On trouvera sur ce site :
* la fiche de l’opuscule de Nina Berberova intitulé "Nabokov et sa Lolita", ainsi que celle de la biographie de Jean Blot.

* Citations dans la rubrique "Ce qu'ils en ont dit"


* Témoignage sur ce site dans la rubrique "Ecriture", sous le titre "Le Rubis"

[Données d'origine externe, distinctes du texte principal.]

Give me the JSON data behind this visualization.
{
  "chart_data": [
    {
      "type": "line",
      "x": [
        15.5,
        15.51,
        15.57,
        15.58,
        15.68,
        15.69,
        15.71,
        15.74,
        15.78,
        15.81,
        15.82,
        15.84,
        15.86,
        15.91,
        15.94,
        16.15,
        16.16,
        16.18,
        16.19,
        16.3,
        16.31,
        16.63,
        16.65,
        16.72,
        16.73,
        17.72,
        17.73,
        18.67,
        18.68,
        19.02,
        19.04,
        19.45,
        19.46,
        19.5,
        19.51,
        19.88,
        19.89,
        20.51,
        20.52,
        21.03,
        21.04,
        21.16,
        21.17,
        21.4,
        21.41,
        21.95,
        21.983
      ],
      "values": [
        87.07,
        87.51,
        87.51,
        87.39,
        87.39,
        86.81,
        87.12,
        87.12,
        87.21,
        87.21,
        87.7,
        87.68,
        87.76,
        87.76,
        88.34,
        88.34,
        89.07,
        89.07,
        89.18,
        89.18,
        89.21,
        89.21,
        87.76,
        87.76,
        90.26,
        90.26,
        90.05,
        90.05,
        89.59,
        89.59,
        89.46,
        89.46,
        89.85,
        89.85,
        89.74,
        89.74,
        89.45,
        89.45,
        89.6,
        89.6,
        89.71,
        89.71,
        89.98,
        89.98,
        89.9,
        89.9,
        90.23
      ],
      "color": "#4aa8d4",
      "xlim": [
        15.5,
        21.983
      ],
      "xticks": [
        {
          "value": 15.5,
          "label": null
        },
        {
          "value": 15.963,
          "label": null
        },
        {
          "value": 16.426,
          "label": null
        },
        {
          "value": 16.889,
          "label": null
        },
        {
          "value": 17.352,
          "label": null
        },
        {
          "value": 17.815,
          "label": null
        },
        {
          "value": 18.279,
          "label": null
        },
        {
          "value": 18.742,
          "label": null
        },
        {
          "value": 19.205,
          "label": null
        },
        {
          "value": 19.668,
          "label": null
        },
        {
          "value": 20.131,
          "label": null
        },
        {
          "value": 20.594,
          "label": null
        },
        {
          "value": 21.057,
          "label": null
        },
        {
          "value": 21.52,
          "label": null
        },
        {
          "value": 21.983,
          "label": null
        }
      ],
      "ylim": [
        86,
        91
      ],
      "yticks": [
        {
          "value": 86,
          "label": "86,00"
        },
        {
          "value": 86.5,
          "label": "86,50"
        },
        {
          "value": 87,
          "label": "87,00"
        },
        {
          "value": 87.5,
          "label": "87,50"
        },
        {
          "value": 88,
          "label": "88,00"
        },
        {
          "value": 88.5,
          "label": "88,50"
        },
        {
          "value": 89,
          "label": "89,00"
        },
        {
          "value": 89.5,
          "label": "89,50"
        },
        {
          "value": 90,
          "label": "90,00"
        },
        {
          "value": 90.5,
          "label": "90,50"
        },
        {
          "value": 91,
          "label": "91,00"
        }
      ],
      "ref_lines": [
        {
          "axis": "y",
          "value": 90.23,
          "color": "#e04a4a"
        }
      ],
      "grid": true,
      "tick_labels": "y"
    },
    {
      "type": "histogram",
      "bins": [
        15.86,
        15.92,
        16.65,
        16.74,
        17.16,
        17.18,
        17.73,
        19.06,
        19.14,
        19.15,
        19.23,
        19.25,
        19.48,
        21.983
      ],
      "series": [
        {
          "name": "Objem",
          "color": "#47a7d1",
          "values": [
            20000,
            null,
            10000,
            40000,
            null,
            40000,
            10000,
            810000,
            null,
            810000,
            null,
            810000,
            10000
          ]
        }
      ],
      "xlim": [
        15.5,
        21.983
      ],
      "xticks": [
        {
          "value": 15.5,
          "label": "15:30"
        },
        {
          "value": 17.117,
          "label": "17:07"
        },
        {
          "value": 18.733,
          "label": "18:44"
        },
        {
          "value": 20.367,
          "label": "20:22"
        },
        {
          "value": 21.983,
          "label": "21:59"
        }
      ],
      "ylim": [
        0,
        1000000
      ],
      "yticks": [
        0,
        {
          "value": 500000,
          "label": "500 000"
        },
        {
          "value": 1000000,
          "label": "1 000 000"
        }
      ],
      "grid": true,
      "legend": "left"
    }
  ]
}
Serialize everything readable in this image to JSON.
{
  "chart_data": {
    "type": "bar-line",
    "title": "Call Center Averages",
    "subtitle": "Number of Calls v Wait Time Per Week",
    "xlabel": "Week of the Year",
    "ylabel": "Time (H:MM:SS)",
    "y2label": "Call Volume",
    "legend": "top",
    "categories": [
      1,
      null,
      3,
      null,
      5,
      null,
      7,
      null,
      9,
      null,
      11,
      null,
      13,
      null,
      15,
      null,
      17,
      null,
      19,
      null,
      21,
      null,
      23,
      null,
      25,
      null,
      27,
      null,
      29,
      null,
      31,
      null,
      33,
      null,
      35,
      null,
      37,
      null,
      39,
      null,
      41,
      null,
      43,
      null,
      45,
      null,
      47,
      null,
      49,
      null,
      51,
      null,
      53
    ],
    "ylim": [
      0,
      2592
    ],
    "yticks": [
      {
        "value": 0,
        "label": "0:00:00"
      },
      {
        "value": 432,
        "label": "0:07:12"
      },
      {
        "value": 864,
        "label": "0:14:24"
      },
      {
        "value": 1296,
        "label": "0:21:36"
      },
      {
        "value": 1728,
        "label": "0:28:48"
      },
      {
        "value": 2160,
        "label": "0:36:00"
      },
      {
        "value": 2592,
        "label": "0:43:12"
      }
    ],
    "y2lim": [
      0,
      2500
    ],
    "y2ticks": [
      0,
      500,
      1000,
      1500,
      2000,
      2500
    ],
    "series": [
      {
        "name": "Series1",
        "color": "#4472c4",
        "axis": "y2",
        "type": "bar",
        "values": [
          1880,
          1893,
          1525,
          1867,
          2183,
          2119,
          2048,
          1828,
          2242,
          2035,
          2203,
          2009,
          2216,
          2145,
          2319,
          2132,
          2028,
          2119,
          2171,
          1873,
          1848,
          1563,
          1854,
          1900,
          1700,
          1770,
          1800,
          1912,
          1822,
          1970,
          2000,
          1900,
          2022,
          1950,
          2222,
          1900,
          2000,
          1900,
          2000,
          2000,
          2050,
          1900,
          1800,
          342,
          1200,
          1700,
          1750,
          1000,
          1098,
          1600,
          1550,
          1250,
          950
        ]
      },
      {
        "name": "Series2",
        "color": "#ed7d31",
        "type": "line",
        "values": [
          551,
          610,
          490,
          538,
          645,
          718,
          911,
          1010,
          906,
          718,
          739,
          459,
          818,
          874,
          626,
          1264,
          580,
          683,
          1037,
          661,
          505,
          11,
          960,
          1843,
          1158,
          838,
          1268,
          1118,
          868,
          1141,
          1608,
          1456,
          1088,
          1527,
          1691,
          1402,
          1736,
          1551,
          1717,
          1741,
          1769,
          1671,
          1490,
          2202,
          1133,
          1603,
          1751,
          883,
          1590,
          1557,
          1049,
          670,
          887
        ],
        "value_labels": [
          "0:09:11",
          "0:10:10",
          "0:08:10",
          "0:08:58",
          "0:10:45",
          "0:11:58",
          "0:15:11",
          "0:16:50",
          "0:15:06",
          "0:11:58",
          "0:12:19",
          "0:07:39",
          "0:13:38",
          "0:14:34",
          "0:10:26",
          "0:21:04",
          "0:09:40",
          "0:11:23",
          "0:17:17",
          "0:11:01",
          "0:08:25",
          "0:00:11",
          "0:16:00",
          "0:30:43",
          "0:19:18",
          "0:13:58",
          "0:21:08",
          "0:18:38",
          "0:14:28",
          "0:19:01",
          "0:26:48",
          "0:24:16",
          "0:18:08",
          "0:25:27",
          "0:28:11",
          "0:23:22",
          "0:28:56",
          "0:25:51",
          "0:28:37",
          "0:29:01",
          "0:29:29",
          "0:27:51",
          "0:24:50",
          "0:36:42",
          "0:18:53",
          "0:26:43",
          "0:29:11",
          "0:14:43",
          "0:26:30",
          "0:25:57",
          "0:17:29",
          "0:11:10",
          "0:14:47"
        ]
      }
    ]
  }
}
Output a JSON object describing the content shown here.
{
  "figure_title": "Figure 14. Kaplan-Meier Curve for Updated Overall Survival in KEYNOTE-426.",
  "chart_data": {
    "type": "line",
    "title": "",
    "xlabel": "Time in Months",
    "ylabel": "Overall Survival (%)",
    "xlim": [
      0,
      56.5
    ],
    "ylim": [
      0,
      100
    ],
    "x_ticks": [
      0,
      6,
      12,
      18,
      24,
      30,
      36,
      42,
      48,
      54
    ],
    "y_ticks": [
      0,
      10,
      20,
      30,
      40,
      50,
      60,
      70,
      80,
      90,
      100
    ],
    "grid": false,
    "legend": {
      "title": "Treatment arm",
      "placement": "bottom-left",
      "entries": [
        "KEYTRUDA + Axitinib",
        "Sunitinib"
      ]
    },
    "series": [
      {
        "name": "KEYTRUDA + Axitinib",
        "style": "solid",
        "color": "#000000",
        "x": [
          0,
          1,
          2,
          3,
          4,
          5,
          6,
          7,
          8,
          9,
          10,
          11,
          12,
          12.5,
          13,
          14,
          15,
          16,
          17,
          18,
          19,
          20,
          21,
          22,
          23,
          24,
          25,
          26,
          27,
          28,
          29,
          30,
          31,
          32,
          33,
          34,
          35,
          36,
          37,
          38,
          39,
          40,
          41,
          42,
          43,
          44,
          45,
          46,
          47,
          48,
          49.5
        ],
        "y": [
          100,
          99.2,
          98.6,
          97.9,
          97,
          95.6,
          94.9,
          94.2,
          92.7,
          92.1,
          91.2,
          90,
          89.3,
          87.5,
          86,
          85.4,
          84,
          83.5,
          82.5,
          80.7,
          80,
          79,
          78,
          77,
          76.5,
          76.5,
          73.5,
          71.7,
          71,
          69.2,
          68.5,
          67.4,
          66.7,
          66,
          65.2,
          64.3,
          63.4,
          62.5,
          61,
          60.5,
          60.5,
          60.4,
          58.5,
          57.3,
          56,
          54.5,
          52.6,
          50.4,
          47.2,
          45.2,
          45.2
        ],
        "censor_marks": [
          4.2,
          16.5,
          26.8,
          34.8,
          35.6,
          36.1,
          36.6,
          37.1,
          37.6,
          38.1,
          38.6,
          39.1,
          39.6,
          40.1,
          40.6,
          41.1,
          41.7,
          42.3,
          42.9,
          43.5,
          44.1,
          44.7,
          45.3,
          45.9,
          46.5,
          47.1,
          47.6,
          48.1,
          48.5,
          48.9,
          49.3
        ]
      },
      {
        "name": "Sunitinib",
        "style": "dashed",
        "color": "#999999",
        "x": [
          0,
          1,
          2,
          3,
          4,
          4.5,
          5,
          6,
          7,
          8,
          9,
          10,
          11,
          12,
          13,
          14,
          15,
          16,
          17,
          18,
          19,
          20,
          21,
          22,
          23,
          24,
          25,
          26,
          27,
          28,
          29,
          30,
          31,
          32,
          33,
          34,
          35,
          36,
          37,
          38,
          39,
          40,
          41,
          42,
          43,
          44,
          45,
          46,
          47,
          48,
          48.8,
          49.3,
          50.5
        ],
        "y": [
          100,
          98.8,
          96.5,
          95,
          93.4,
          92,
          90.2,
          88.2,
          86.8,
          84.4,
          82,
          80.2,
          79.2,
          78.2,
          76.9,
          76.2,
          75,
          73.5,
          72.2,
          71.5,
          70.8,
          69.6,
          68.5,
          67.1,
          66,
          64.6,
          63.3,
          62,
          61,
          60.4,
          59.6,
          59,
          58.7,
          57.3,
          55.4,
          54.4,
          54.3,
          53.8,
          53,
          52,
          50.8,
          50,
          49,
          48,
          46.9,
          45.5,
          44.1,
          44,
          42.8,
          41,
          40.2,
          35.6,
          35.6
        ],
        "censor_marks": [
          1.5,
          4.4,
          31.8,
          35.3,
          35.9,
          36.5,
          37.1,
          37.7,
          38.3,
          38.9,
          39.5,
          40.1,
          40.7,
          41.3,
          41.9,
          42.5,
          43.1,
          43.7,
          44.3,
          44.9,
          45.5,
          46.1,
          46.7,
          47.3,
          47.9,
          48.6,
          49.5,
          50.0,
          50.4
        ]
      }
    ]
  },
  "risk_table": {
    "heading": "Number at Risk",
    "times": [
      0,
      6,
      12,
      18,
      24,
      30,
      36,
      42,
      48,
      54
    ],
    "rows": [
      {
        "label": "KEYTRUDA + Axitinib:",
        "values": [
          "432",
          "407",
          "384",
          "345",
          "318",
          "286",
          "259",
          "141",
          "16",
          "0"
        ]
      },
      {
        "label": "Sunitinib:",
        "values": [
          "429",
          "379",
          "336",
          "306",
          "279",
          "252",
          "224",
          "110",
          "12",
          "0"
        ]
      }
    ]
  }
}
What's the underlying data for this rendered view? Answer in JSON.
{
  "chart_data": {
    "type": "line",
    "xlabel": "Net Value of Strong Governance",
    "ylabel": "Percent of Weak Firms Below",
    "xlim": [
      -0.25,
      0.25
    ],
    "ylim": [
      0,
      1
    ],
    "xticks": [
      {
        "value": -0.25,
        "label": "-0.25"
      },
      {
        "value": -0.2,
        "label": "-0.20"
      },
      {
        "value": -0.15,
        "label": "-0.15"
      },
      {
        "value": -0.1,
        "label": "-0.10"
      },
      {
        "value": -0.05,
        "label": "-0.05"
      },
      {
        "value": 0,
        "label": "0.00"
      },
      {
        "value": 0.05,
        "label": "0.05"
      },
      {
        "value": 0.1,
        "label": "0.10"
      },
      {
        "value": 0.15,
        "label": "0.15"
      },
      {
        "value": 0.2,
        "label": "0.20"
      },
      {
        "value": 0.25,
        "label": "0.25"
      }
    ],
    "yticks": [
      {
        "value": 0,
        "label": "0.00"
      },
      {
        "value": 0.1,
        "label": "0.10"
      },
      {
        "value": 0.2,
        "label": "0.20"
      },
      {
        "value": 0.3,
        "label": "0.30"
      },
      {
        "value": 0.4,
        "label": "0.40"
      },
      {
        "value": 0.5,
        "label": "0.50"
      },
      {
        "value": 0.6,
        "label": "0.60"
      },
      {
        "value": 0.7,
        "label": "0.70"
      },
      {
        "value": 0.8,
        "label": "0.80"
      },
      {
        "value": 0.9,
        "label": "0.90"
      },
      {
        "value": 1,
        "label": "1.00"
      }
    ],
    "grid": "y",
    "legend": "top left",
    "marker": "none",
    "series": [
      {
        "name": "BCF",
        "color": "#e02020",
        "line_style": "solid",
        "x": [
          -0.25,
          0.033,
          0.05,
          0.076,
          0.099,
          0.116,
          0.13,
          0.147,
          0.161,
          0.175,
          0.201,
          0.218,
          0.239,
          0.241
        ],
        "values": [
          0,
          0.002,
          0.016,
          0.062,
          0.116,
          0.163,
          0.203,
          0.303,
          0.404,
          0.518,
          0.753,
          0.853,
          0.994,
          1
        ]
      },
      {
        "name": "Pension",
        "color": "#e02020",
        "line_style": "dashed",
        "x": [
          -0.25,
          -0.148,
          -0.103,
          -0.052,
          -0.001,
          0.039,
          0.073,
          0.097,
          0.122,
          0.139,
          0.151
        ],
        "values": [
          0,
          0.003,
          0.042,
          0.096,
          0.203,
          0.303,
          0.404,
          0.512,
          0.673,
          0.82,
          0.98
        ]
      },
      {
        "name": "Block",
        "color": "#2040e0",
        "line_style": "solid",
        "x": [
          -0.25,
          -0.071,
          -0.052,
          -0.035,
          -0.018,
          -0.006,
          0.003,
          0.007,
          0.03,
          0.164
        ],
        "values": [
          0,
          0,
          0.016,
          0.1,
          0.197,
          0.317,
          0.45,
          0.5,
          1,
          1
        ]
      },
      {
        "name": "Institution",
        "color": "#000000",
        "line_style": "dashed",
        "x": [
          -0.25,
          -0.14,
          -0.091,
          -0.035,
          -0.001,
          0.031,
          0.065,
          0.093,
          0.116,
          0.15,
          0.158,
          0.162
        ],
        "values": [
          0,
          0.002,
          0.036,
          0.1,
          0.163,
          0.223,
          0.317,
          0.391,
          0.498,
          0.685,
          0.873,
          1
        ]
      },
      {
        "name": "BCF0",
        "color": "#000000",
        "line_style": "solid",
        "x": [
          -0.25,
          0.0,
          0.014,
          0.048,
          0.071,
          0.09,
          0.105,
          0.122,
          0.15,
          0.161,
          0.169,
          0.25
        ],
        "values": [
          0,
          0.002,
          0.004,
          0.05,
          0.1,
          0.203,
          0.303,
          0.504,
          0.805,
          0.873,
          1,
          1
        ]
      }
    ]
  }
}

Littératures - Tome 2 - Vladimir Nabokov

«Les grandes idées ne sont que foutaises.»
Note :

   Ne parlez surtout pas au professeur Nabokov de contexte historico-socio-politique ! Il a ces considérations en horreur et méprise hautement toute référence y étant faite. C’est pour lui, la tare du roman, ce qui bien sûr, l’amène à des positions tranchées et, je trouve, un rien injustes et caricaturales sur la littérature de ces deux derniers siècles qui ont justement vu tant de bouleversements historico-socio-politiques. Cette position prise sans doute par réaction à l’avènement en Russie d’un art d’état, a dépassé ce cadre pour devenir un interdit absolu, interdiction de toute concession au contexte, et c’est là que j’ai du mal à suivre notre cher professeur, mais cela ne me dérange pas de l’écouter enfourcher son cheval de bataille.
   
   Visualiser ! Autre idée maîtresse des cours du Professeur Nabokov. Il lui semblait tout à fait primordial que le lecteur d’une œuvre soit en mesure de « visualiser » le décor de l’action mise en scène dans le roman de même que l’action elle-même jusque dans tous les détails de bibelots, de couleurs ou de déplacements fournis par l’auteur. Je rejoins assez cette idée, mais en fait je ne conçois pas trop que l’on puisse lire autrement… Y a-t-il donc des lecteurs qui ne visualisent pas ?
   
   Romancier lui-même, Vladimir Nabokov était-il si bien placé pour analyser et juger les romans des autres ? A mon avis oui, rien ne s’y opposait théoriquement, pourtant, je trouve qu’il n’y a pas toujours si bien réussi mais j’attribue ce semi échec à son caractère plutôt qu’à son talent d’écrivain. Son intransigeance, son intolérance même, ses convictions que sa position de professeur lui permettait de transformer en dictats pour ses élèves, ne l’y ont pas aidé. L’autoritarisme est une déformation professionnelle. Par contre, son travail d’écrivain lui a permis, mieux qu’un autre, de comprendre et d’analyser celui de ses « frères » dans cet art.
   
   Ne nous le cachons pas, le professeur Nabokov était sévère et, pire, souvent injuste. Il menait son travail sans considération de quoi que ce soit en dehors du strict cadre de ses obligations professionnelles et de ses désirs. C’était aux élèves de s’adapter à ses méthodes et de comprendre le plus vite possible ce qu’il attendait d’eux. Que dis-je « attendait » ? Exigeait.
   
    Mais nous autres lecteurs, non soumis à sa férule et indifférents à ses notes, nous pouvons goûter à la lecture de ses cours un plaisir non pollué par la crainte. Nabokov aime Gogol (auquel il a consacré un ouvrage) et pas Dostoïevski, fort bien, nous prenons note mais cela ne nous empêche pas d’avoir si nous le voulons, un avis différent. Nous sommes libres de ne pas être d’accord avec lui, mais libres tout autant de nous intéresser beaucoup à sa vision des choses originale et érudite. Ce que j’ai fait.
   
    Littérature tome 2 :
   Les âmes mortes et Le manteau de Nicolas Gogol
   Pères et fils de Ivan Tourguéniev
   Crime et châtiment, Souvenirs d’un trou de souris, L’idiot, Les possédés et Les frères Karamazov de Fiodor Dostoïevski
   Anna Karénine et La mort d’Ivan Illitch de Léon Tolstoï
   La dame au petit chien, Dans la combe et La mouette d’Anton Tchekhov
   Le radeau de Maxime Gorki
   
   Il y a un tome 3, entièrement consacré au Don Quichotte Miguel de Cervantes que l’on dit très critique, mais que je n’ai pas lu.